The State Garden is the only botanical garden in Saint-Denis and it also has a stage area for events and another for exhibitions and the arts. An iconic park much loved by locals, it is the perfect place for picnics on the grass while the kids have a 500m² playground to enjoy.

5. Du Grand and Petit Marché

The sun warms the skin and cameras capture so many memories. Grand Marché, in the upper town, is a favourite spot for visitors. “This elegant iron bazaar”, as it was affectionately called by Charles Léal, is the place to come for Malagasy and Indian Ocean handicrafts. Away from the bustle of the city, you can take your time and appreciate every encounter and every smile among the basket and embroidery stalls.

 At the other end of rue Maréchal Leclerc, the large pedestrian, shopping street in Saint-Denis, in the lower town, make sure you stop at Petit Marché. This popular district is where people come to buy their fruit and vegetables before concocting tasty Creole dishes.

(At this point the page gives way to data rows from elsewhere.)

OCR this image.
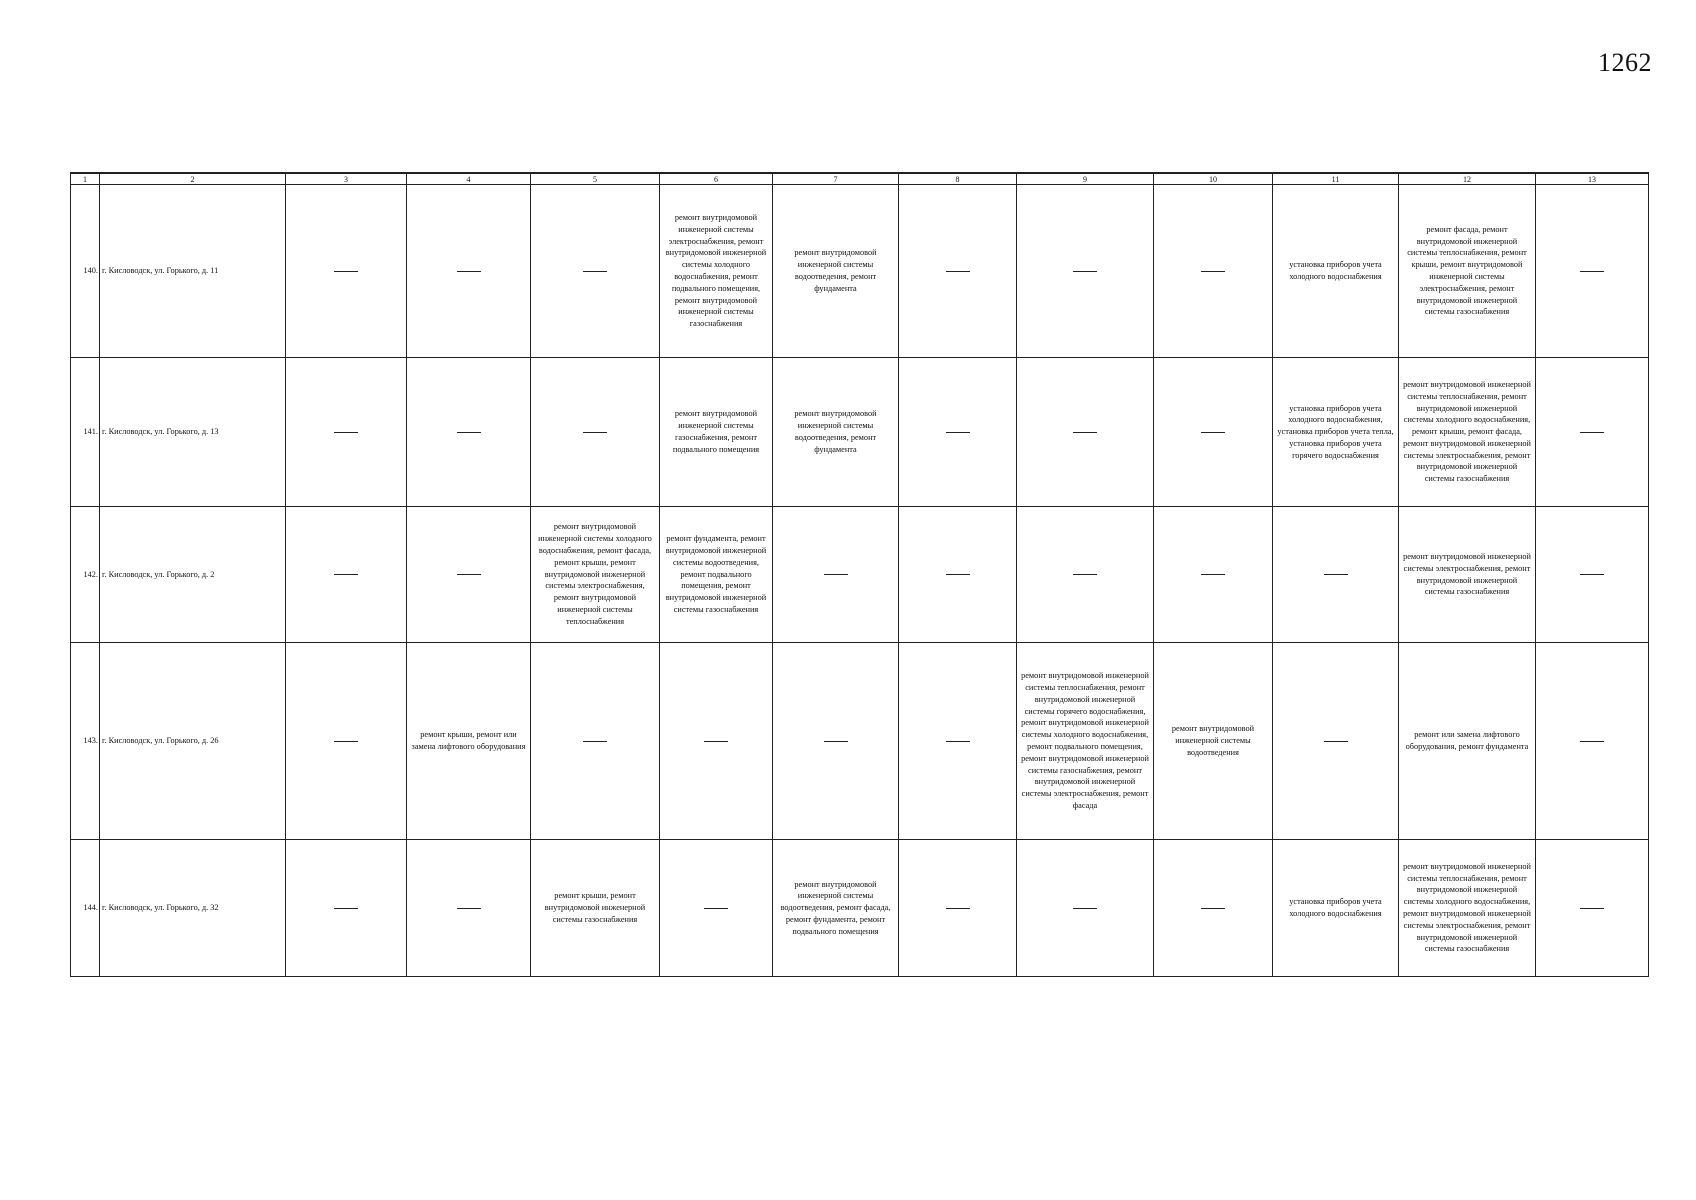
1262
1	2	3	4	5	6	7	8	9	10	11	12	13
140.	г. Кисловодск, ул. Горького, д. 11				ремонт внутридомовой инженерной системы электроснабжения, ремонт внутридомовой инженерной системы холодного водоснабжения, ремонт подвального помещения, ремонт внутридомовой инженерной системы газоснабжения	ремонт внутридомовой инженерной системы водоотведения, ремонт фундамента				установка приборов учета холодного водоснабжения	ремонт фасада, ремонт внутридомовой инженерной системы теплоснабжения, ремонт крыши, ремонт внутридомовой инженерной системы электроснабжения, ремонт внутридомовой инженерной системы газоснабжения	
141.	г. Кисловодск, ул. Горького, д. 13				ремонт внутридомовой инженерной системы газоснабжения, ремонт подвального помещения	ремонт внутридомовой инженерной системы водоотведения, ремонт фундамента				установка приборов учета холодного водоснабжения, установка приборов учета тепла, установка приборов учета горячего водоснабжения	ремонт внутридомовой инженерной системы теплоснабжения, ремонт внутридомовой инженерной системы холодного водоснабжения, ремонт крыши, ремонт фасада, ремонт внутридомовой инженерной системы электроснабжения, ремонт внутридомовой инженерной системы газоснабжения	
142.	г. Кисловодск, ул. Горького, д. 2			ремонт внутридомовой инженерной системы холодного водоснабжения, ремонт фасада, ремонт крыши, ремонт внутридомовой инженерной системы электроснабжения, ремонт внутридомовой инженерной системы теплоснабжения	ремонт фундамента, ремонт внутридомовой инженерной системы водоотведения, ремонт подвального помещения, ремонт внутридомовой инженерной системы газоснабжения						ремонт внутридомовой инженерной системы электроснабжения, ремонт внутридомовой инженерной системы газоснабжения	
143.	г. Кисловодск, ул. Горького, д. 26		ремонт крыши, ремонт или замена лифтового оборудования					ремонт внутридомовой инженерной системы теплоснабжения, ремонт внутридомовой инженерной системы горячего водоснабжения, ремонт внутридомовой инженерной системы холодного водоснабжения, ремонт подвального помещения, ремонт внутридомовой инженерной системы газоснабжения, ремонт внутридомовой инженерной системы электроснабжения, ремонт фасада	ремонт внутридомовой инженерной системы водоотведения		ремонт или замена лифтового оборудования, ремонт фундамента	
144.	г. Кисловодск, ул. Горького, д. 32			ремонт крыши, ремонт внутридомовой инженерной системы газоснабжения		ремонт внутридомовой инженерной системы водоотведения, ремонт фасада, ремонт фундамента, ремонт подвального помещения				установка приборов учета холодного водоснабжения	ремонт внутридомовой инженерной системы теплоснабжения, ремонт внутридомовой инженерной системы холодного водоснабжения, ремонт внутридомовой инженерной системы электроснабжения, ремонт внутридомовой инженерной системы газоснабжения	
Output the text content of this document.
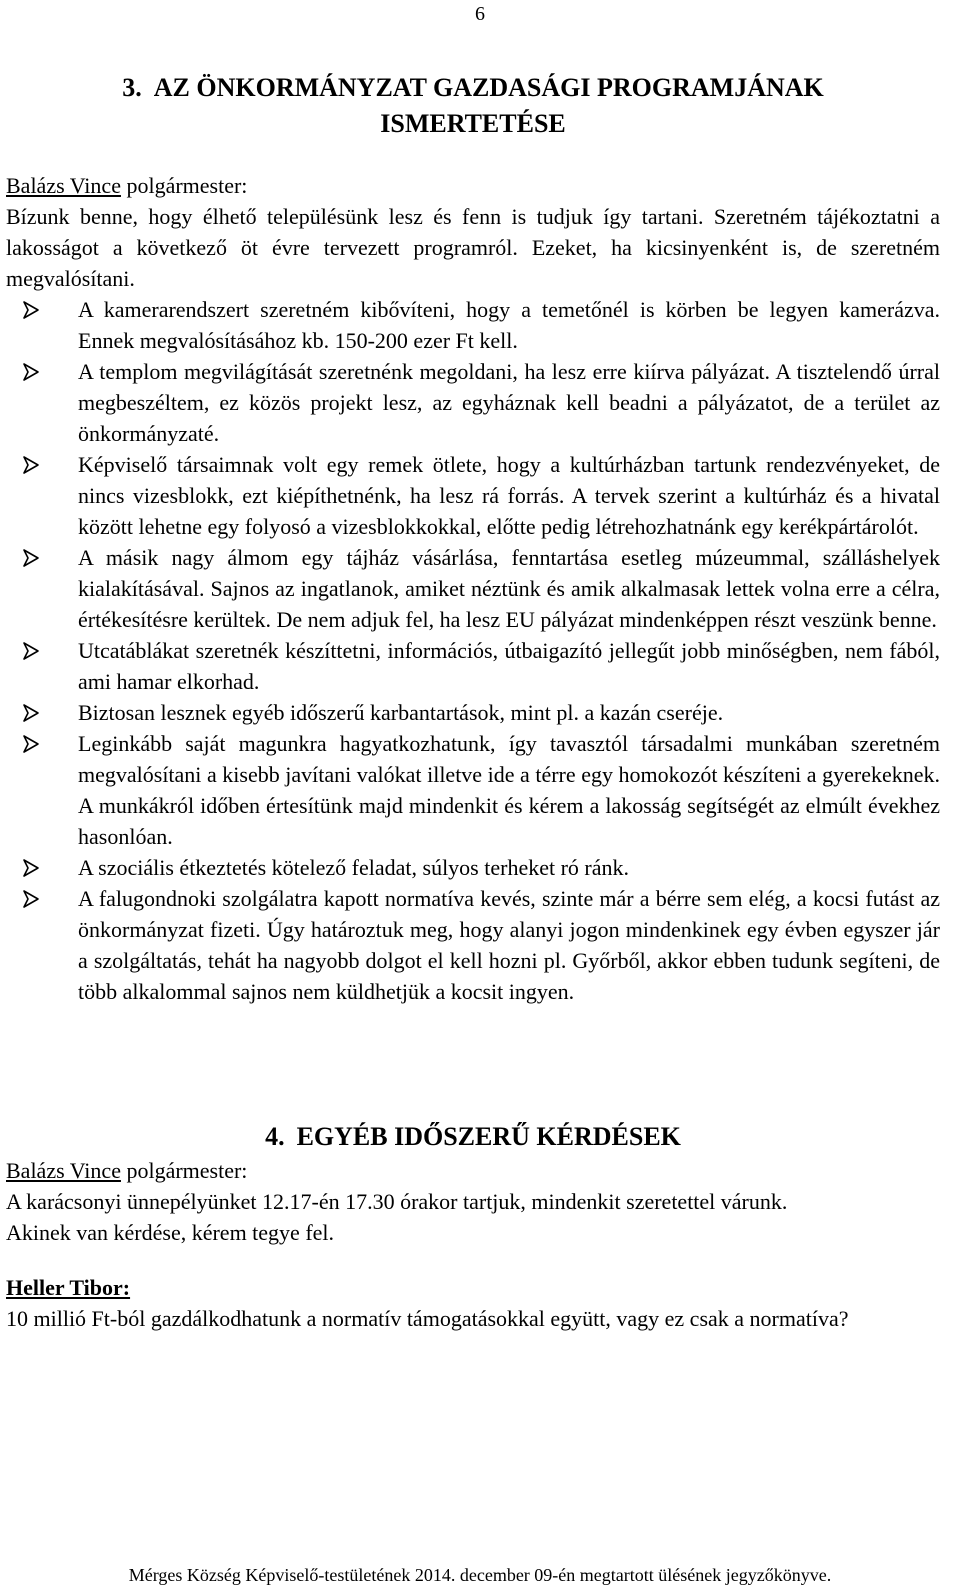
6
3. AZ ÖNKORMÁNYZAT GAZDASÁGI PROGRAMJÁNAK
ISMERTETÉSE
Balázs Vince polgármester:

Bízunk benne, hogy élhető településünk lesz és fenn is tudjuk így tartani. Szeretném tájékoztatni a lakosságot a következő öt évre tervezett programról. Ezeket, ha kicsinyenként is, de szeretném megvalósítani.

A kamerarendszert szeretném kibővíteni, hogy a temetőnél is körben be legyen kamerázva. Ennek megvalósításához kb. 150-200 ezer Ft kell.
A templom megvilágítását szeretnénk megoldani, ha lesz erre kiírva pályázat. A tisztelendő úrral megbeszéltem, ez közös projekt lesz, az egyháznak kell beadni a pályázatot, de a terület az önkormányzaté.
Képviselő társaimnak volt egy remek ötlete, hogy a kultúrházban tartunk rendezvényeket, de nincs vizesblokk, ezt kiépíthetnénk, ha lesz rá forrás. A tervek szerint a kultúrház és a hivatal között lehetne egy folyosó a vizesblokkokkal, előtte pedig létrehozhatnánk egy kerékpártárolót.
A másik nagy álmom egy tájház vásárlása, fenntartása esetleg múzeummal, szálláshelyek kialakításával. Sajnos az ingatlanok, amiket néztünk és amik alkalmasak lettek volna erre a célra, értékesítésre kerültek. De nem adjuk fel, ha lesz EU pályázat mindenképpen részt veszünk benne.
Utcatáblákat szeretnék készíttetni, információs, útbaigazító jellegűt jobb minőségben, nem fából, ami hamar elkorhad.
Biztosan lesznek egyéb időszerű karbantartások, mint pl. a kazán cseréje.
Leginkább saját magunkra hagyatkozhatunk, így tavasztól társadalmi munkában szeretném megvalósítani a kisebb javítani valókat illetve ide a térre egy homokozót készíteni a gyerekeknek. A munkákról időben értesítünk majd mindenkit és kérem a lakosság segítségét az elmúlt évekhez hasonlóan.
A szociális étkeztetés kötelező feladat, súlyos terheket ró ránk.
A falugondnoki szolgálatra kapott normatíva kevés, szinte már a bérre sem elég, a kocsi futást az önkormányzat fizeti. Úgy határoztuk meg, hogy alanyi jogon mindenkinek egy évben egyszer jár a szolgáltatás, tehát ha nagyobb dolgot el kell hozni pl. Győrből, akkor ebben tudunk segíteni, de több alkalommal sajnos nem küldhetjük a kocsit ingyen.
4. EGYÉB IDŐSZERŰ KÉRDÉSEK
Balázs Vince polgármester:

A karácsonyi ünnepélyünket 12.17-én 17.30 órakor tartjuk, mindenkit szeretettel várunk.

Akinek van kérdése, kérem tegye fel.

Heller Tibor:

10 millió Ft-ból gazdálkodhatunk a normatív támogatásokkal együtt, vagy ez csak a normatíva?

Mérges Község Képviselő-testületének 2014. december 09-én megtartott ülésének jegyzőkönyve.
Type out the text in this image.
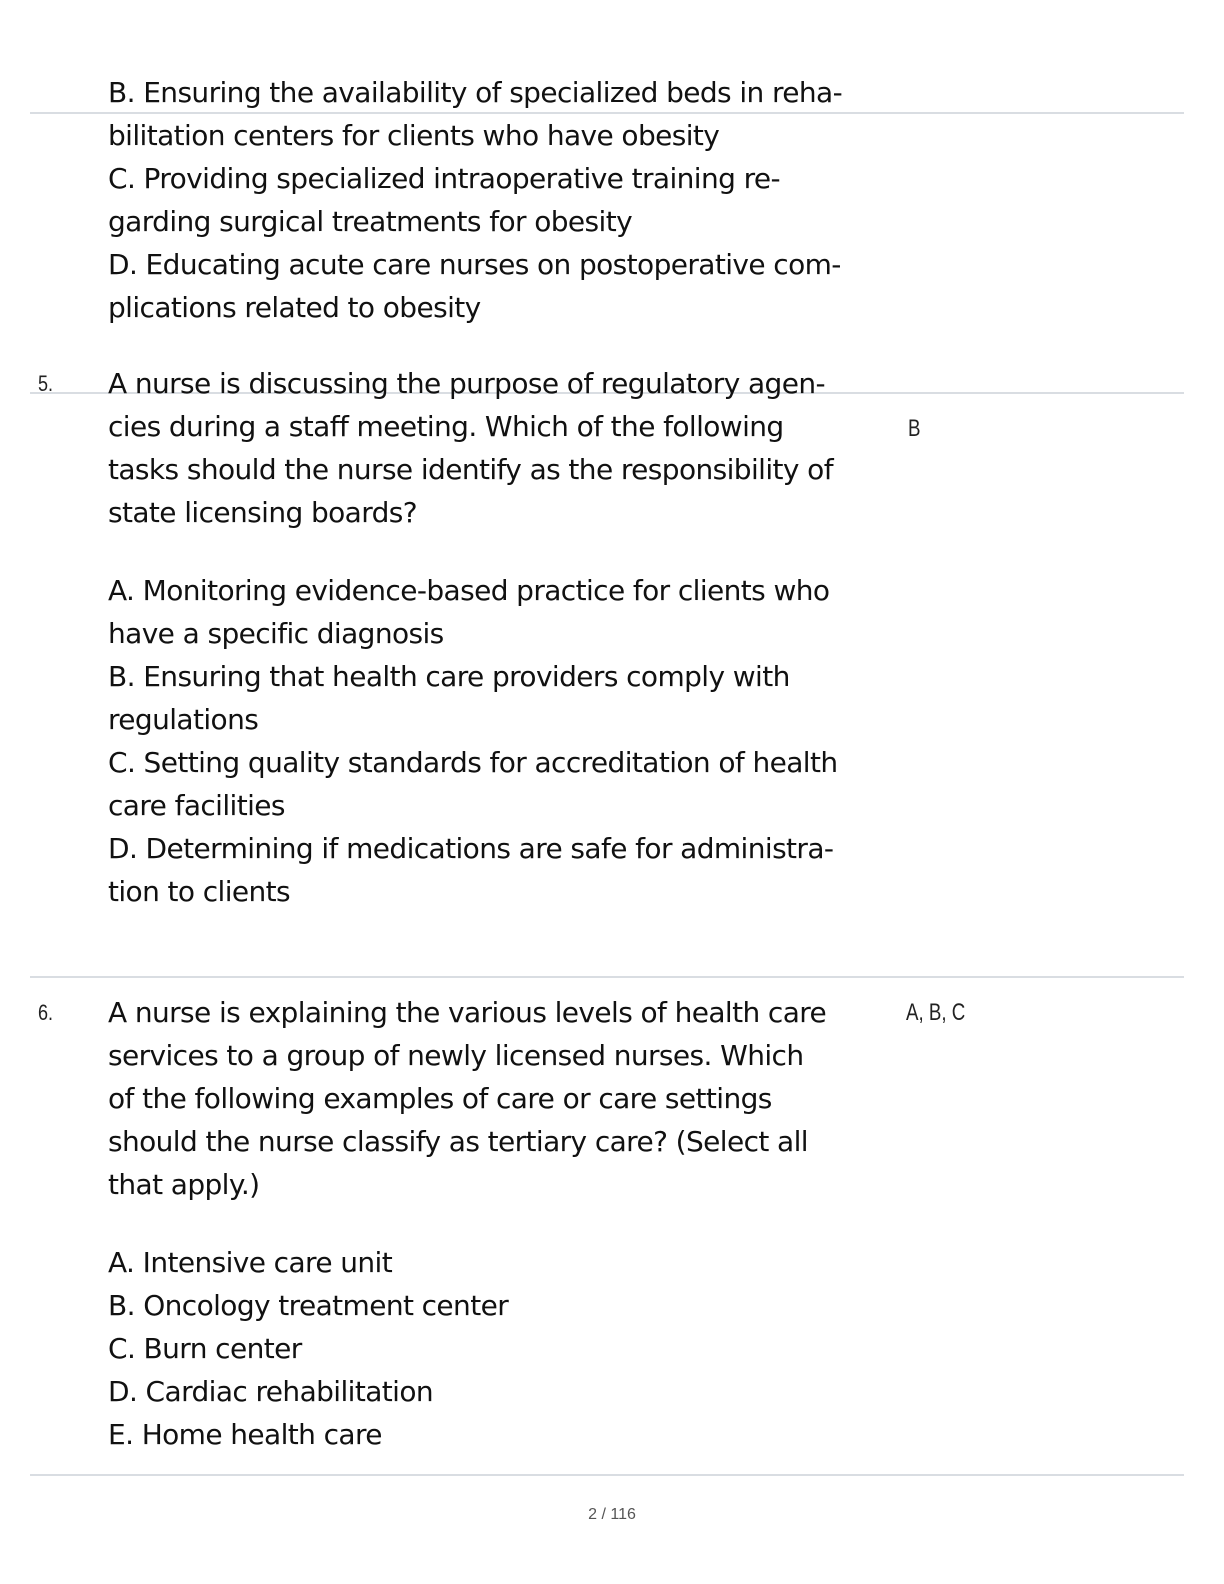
B. Ensuring the availability of specialized beds in reha-
bilitation centers for clients who have obesity
C. Providing specialized intraoperative training re-
garding surgical treatments for obesity
D. Educating acute care nurses on postoperative com-
plications related to obesity
5.
B
A nurse is discussing the purpose of regulatory agen-
cies during a staff meeting. Which of the following
tasks should the nurse identify as the responsibility of
state licensing boards?
A. Monitoring evidence-based practice for clients who
have a specific diagnosis
B. Ensuring that health care providers comply with
regulations
C. Setting quality standards for accreditation of health
care facilities
D. Determining if medications are safe for administra-
tion to clients
6.	A, B, C
A nurse is explaining the various levels of health care
services to a group of newly licensed nurses. Which
of the following examples of care or care settings
should the nurse classify as tertiary care? (Select all
that apply.)
A. Intensive care unit
B. Oncology treatment center
C. Burn center
D. Cardiac rehabilitation
E. Home health care
2 / 116
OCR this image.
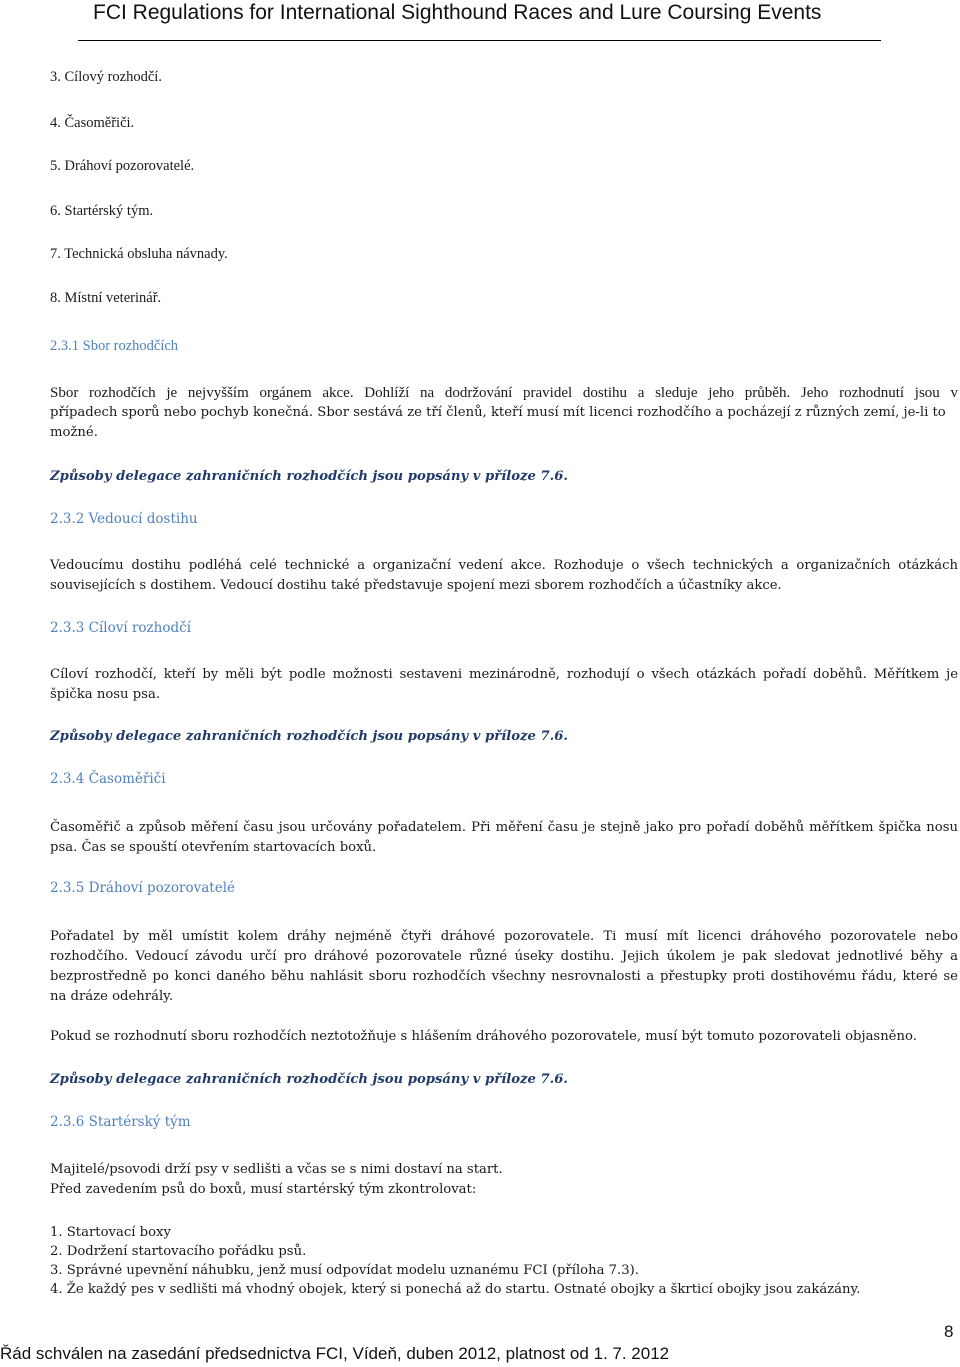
FCI Regulations for International Sighthound Races and Lure Coursing Events
3. Cílový rozhodčí.
4. Časoměřiči.
5. Dráhoví pozorovatelé.
6. Startérský tým.
7. Technická obsluha návnady.
8. Místní veterinář.
2.3.1 Sbor rozhodčích
Sbor rozhodčích je nejvyšším orgánem akce. Dohlíží na dodržování pravidel dostihu a sleduje jeho průběh. Jeho rozhodnutí jsou v
případech sporů nebo pochyb konečná. Sbor sestává ze tří členů, kteří musí mít licenci rozhodčího a pocházejí z různých zemí, je-li to
možné.
Způsoby delegace zahraničních rozhodčích jsou popsány v příloze 7.6.
2.3.2 Vedoucí dostihu
Vedoucímu dostihu podléhá celé technické a organizační vedení akce. Rozhoduje o všech technických a organizačních otázkách
souvisejících s dostihem. Vedoucí dostihu také představuje spojení mezi sborem rozhodčích a účastníky akce.
2.3.3 Cíloví rozhodčí
Cíloví rozhodčí, kteří by měli být podle možnosti sestaveni mezinárodně, rozhodují o všech otázkách pořadí doběhů. Měřítkem je
špička nosu psa.
Způsoby delegace zahraničních rozhodčích jsou popsány v příloze 7.6.
2.3.4 Časoměřiči
Časoměřič a způsob měření času jsou určovány pořadatelem. Při měření času je stejně jako pro pořadí doběhů měřítkem špička nosu
psa. Čas se spouští otevřením startovacích boxů.
2.3.5 Dráhoví pozorovatelé
Pořadatel by měl umístit kolem dráhy nejméně čtyři dráhové pozorovatele. Ti musí mít licenci dráhového pozorovatele nebo
rozhodčího. Vedoucí závodu určí pro dráhové pozorovatele různé úseky dostihu. Jejich úkolem je pak sledovat jednotlivé běhy a
bezprostředně po konci daného běhu nahlásit sboru rozhodčích všechny nesrovnalosti a přestupky proti dostihovému řádu, které se
na dráze odehrály.
Pokud se rozhodnutí sboru rozhodčích neztotožňuje s hlášením dráhového pozorovatele, musí být tomuto pozorovateli objasněno.
Způsoby delegace zahraničních rozhodčích jsou popsány v příloze 7.6.
2.3.6 Startérský tým
Majitelé/psovodi drží psy v sedlišti a včas se s nimi dostaví na start.
Před zavedením psů do boxů, musí startérský tým zkontrolovat:
1. Startovací boxy
2. Dodržení startovacího pořádku psů.
3. Správné upevnění náhubku, jenž musí odpovídat modelu uznanému FCI (příloha 7.3).
4. Že každý pes v sedlišti má vhodný obojek, který si ponechá až do startu. Ostnaté obojky a škrticí obojky jsou zakázány.
8
Řád schválen na zasedání předsednictva FCI, Vídeň, duben 2012, platnost od 1. 7. 2012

 As you make your way down rue Maréchal Leclerc, you will pass in front of the Noor-e-Islam Mosque, one of the oldest in France. Make sure you go in to admire its inner courtyard and Indian arcades.

6. Rivière Saint-Denis district

The Rivière Saint-Denis district has created its own quite separate little world in the capital. Formerly an industrial district featuring flour mills, sawmills and tanneries, it is now a popular, authentic district. This landlocked area is a good way to discover the lower city. It is also called the “Bas de la Rivière” district by locals.

Bas de la Rivière and the upper part of the centre of Saint-Denis are connected by the famous and vertiginous Ti Quat’ Sous steps. But you can also use the panoramic lift! While you’re in the area be sure to go and explore the imposing Notre-Dame de la Délivrance Church, a perfect example of Gothic revival architecture.

Rivière Saint-Denis passes through this iconic district. You can walk along the river’s banks until it flows into the Indian Ocean at Le Barachois. And you’re back to where you started. The Saint-Denis loop is closed.